Private Credit Warning
Private credit carries real default risk. Several DeFi lending protocols have experienced defaults. Higher yields reflect higher risk. Understand the borrower, collateral, and recovery process before investing.
Top RWA Protocols
Key players in the RWA ecosystem:
| Protocol | Focus | TVL |
|---|---|---|
| MakerDAO | RWA collateral for DAI | $2.5B+ RWA |
| Ondo Finance | Tokenized treasuries | $500M+ |
| Centrifuge | RWA infrastructure | $300M+ |
| Maple Finance | Institutional credit | $100M+ |
RWA Risks & Considerations
RWAs introduce unique risks that differ from typical DeFi risks:
- Regulatory risk: RWAs often qualify as securities; regulatory action could affect access or value
- Custody risk: Real assets must be held by custodians; custodian failure is a risk
- Legal structure: Understand the legal claim you have on underlying assets
- Credit risk: For lending protocols, borrowers may default
- Liquidity risk: Many RWA tokens have thin secondary markets
How to Invest in RWAs
Getting Started with RWAs
Check eligibility
Many RWAs have geographic or accreditation requirements
Complete KYC
Most RWA protocols require identity verification
Understand the structure
Research the legal structure, custody, and your actual rights
Start small
Test with a small amount before larger allocations
Summary: RWAs in DeFi
Real World Assets (RWAs) bring sustainable yields from traditional finance into DeFi. From tokenized treasuries (5% risk-free rates) to real estate and private credit, RWAs offer returns backed by real economic activity rather than token emissions.
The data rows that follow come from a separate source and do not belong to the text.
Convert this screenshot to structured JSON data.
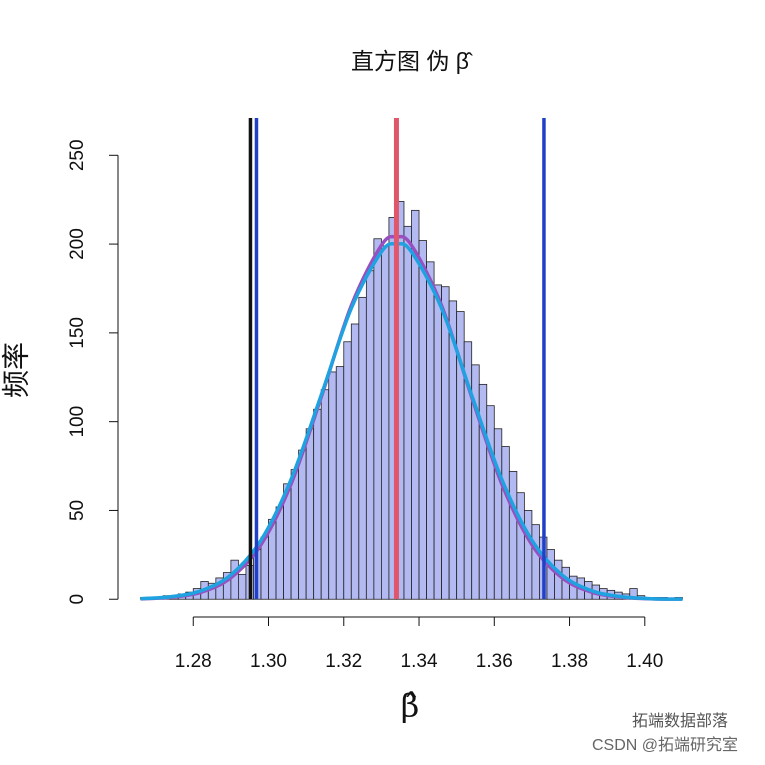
{
  "chart_data": {
    "type": "histogram",
    "title": "直方图 伪 β̂",
    "x_label": "β̂",
    "y_label": "频率",
    "annotations": [
      "拓端数据部落",
      "CSDN @拓端研究室"
    ],
    "bins": [
      1.266,
      1.268,
      1.27,
      1.272,
      1.274,
      1.276,
      1.278,
      1.28,
      1.282,
      1.284,
      1.286,
      1.288,
      1.29,
      1.292,
      1.294,
      1.296,
      1.298,
      1.3,
      1.302,
      1.304,
      1.306,
      1.308,
      1.31,
      1.312,
      1.314,
      1.316,
      1.318,
      1.32,
      1.322,
      1.324,
      1.326,
      1.328,
      1.33,
      1.332,
      1.334,
      1.336,
      1.338,
      1.34,
      1.342,
      1.344,
      1.346,
      1.348,
      1.35,
      1.352,
      1.354,
      1.356,
      1.358,
      1.36,
      1.362,
      1.364,
      1.366,
      1.368,
      1.37,
      1.372,
      1.374,
      1.376,
      1.378,
      1.38,
      1.382,
      1.384,
      1.386,
      1.388,
      1.39,
      1.392,
      1.394,
      1.396,
      1.398,
      1.4,
      1.402,
      1.404,
      1.406,
      1.408,
      1.41
    ],
    "values": [
      1,
      1,
      1,
      2,
      2,
      3,
      4,
      6,
      10,
      9,
      12,
      15,
      22,
      14,
      19,
      28,
      35,
      45,
      52,
      65,
      73,
      84,
      96,
      107,
      118,
      128,
      131,
      145,
      155,
      170,
      185,
      203,
      199,
      215,
      224,
      210,
      219,
      202,
      190,
      177,
      176,
      168,
      162,
      145,
      132,
      121,
      109,
      96,
      86,
      72,
      60,
      50,
      42,
      35,
      28,
      22,
      18,
      13,
      12,
      10,
      8,
      6,
      5,
      4,
      3,
      6,
      2,
      1,
      1,
      1,
      0,
      1
    ],
    "color": "#b3baf2",
    "curves": [
      {
        "color": "#9a4fc0",
        "x": [
          1.266,
          1.274,
          1.282,
          1.29,
          1.298,
          1.306,
          1.314,
          1.322,
          1.33,
          1.334,
          1.338,
          1.346,
          1.354,
          1.362,
          1.37,
          1.378,
          1.386,
          1.394,
          1.402,
          1.41
        ],
        "values": [
          0.2,
          1.1,
          3.9,
          12.1,
          30.7,
          64.9,
          113.8,
          165.3,
          199.3,
          204,
          199.3,
          165.3,
          113.8,
          64.9,
          30.7,
          12.1,
          3.9,
          1.1,
          0.2,
          0.05
        ]
      },
      {
        "color": "#1fa3e0",
        "x": [
          1.266,
          1.274,
          1.282,
          1.29,
          1.298,
          1.306,
          1.314,
          1.322,
          1.33,
          1.334,
          1.338,
          1.346,
          1.354,
          1.362,
          1.37,
          1.378,
          1.386,
          1.394,
          1.402,
          1.41
        ],
        "values": [
          0.3,
          1.4,
          4.7,
          13.7,
          33.2,
          67.5,
          114.9,
          163.8,
          195.6,
          200,
          195.6,
          163.8,
          114.9,
          67.5,
          33.2,
          13.7,
          4.7,
          1.4,
          0.3,
          0.07
        ]
      }
    ],
    "vlines": [
      {
        "x": 1.2952,
        "color": "#111111"
      },
      {
        "x": 1.2968,
        "color": "#2040c8"
      },
      {
        "x": 1.334,
        "color": "#e0566a"
      },
      {
        "x": 1.3732,
        "color": "#2040c8"
      }
    ],
    "xlim": [
      1.26,
      1.416
    ],
    "ylim": [
      -10,
      271
    ],
    "xticks": [
      1.28,
      {
        "value": 1.3,
        "label": "1.30"
      },
      1.32,
      1.34,
      1.36,
      1.38,
      {
        "value": 1.4,
        "label": "1.40"
      }
    ],
    "yticks": [
      0,
      50,
      100,
      150,
      200,
      250
    ]
  }
}
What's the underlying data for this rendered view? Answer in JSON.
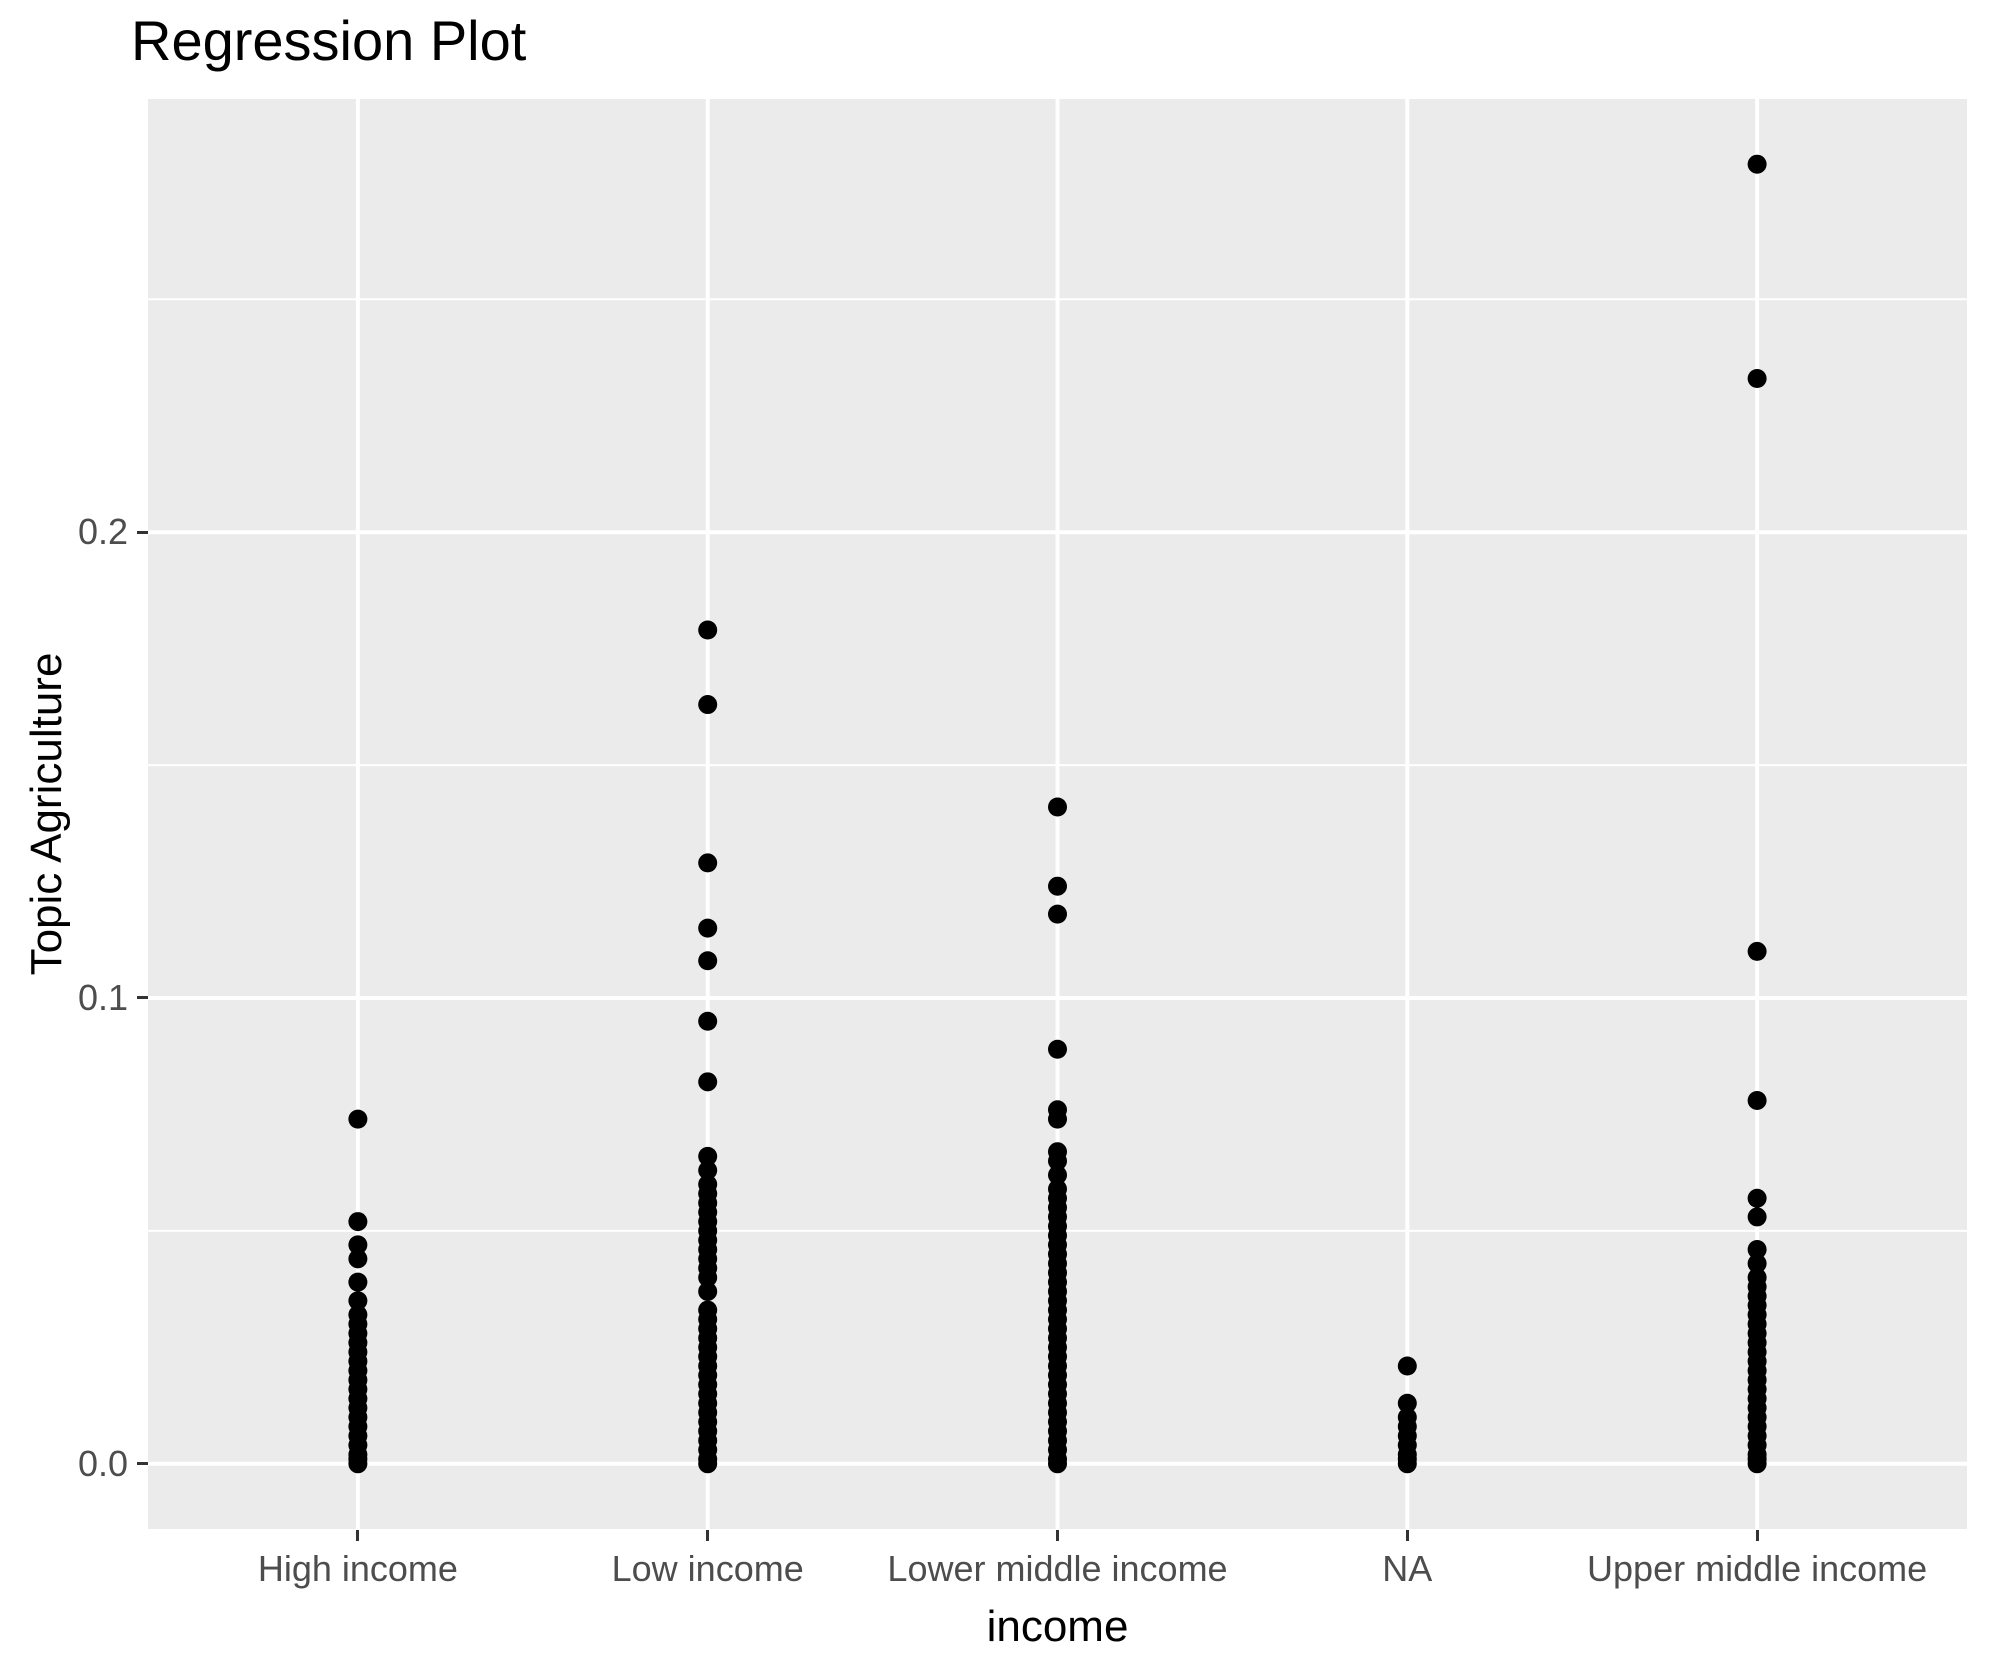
{
  "chart_data": {
    "type": "scatter",
    "title": "Regression Plot",
    "xlabel": "income",
    "ylabel": "Topic Agriculture",
    "categories": [
      "High income",
      "Low income",
      "Lower middle income",
      "NA",
      "Upper middle income"
    ],
    "y_tick_values": [
      0.0,
      0.1,
      0.2
    ],
    "y_tick_labels": [
      "0.0",
      "0.1",
      "0.2"
    ],
    "y_minor_values": [
      0.05,
      0.15,
      0.25
    ],
    "ylim": [
      -0.014,
      0.293
    ],
    "grid": "on",
    "legend": "none",
    "colors": {
      "panel_bg": "#EBEBEB",
      "grid": "#FFFFFF",
      "point": "#000000",
      "tick_text": "#4D4D4D",
      "axis_title_text": "#000000",
      "title_text": "#000000",
      "tick_mark": "#333333"
    },
    "series": [
      {
        "name": "High income",
        "values": [
          0.074,
          0.052,
          0.047,
          0.044,
          0.039,
          0.035,
          0.032,
          0.03,
          0.028,
          0.026,
          0.024,
          0.022,
          0.02,
          0.018,
          0.016,
          0.014,
          0.012,
          0.01,
          0.008,
          0.006,
          0.004,
          0.002,
          0.001,
          0.0
        ]
      },
      {
        "name": "Low income",
        "values": [
          0.179,
          0.163,
          0.129,
          0.115,
          0.108,
          0.095,
          0.082,
          0.066,
          0.063,
          0.06,
          0.058,
          0.056,
          0.054,
          0.052,
          0.05,
          0.048,
          0.046,
          0.044,
          0.042,
          0.04,
          0.037,
          0.033,
          0.031,
          0.029,
          0.027,
          0.025,
          0.023,
          0.021,
          0.019,
          0.017,
          0.015,
          0.013,
          0.011,
          0.009,
          0.007,
          0.005,
          0.003,
          0.001,
          0.0
        ]
      },
      {
        "name": "Lower middle income",
        "values": [
          0.141,
          0.124,
          0.118,
          0.089,
          0.076,
          0.074,
          0.067,
          0.065,
          0.062,
          0.059,
          0.057,
          0.055,
          0.053,
          0.051,
          0.049,
          0.047,
          0.045,
          0.043,
          0.041,
          0.039,
          0.037,
          0.035,
          0.033,
          0.031,
          0.029,
          0.027,
          0.025,
          0.023,
          0.021,
          0.019,
          0.017,
          0.015,
          0.013,
          0.011,
          0.009,
          0.007,
          0.005,
          0.003,
          0.001,
          0.0
        ]
      },
      {
        "name": "NA",
        "values": [
          0.021,
          0.013,
          0.01,
          0.008,
          0.006,
          0.004,
          0.002,
          0.001,
          0.0
        ]
      },
      {
        "name": "Upper middle income",
        "values": [
          0.279,
          0.233,
          0.11,
          0.078,
          0.057,
          0.053,
          0.046,
          0.043,
          0.04,
          0.038,
          0.036,
          0.034,
          0.032,
          0.03,
          0.028,
          0.026,
          0.024,
          0.022,
          0.02,
          0.018,
          0.016,
          0.014,
          0.012,
          0.01,
          0.008,
          0.006,
          0.004,
          0.002,
          0.001,
          0.0
        ]
      }
    ]
  }
}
Major players include Ondo Finance (treasuries), MakerDAO (largest RWA holder), and Centrifuge (infrastructure). Risks include regulatory uncertainty, custody concerns, and credit risk. As DeFi matures, RWAs are becoming a crucial component of diversified portfolios, bridging traditional and decentralized finance.
Disclaimer: This article is for educational purposes only and does not constitute financial, investment, or legal advice. RWA investments may be securities subject to regulation. Always verify eligibility requirements and understand the legal structure before investing. Past performance does not guarantee future results.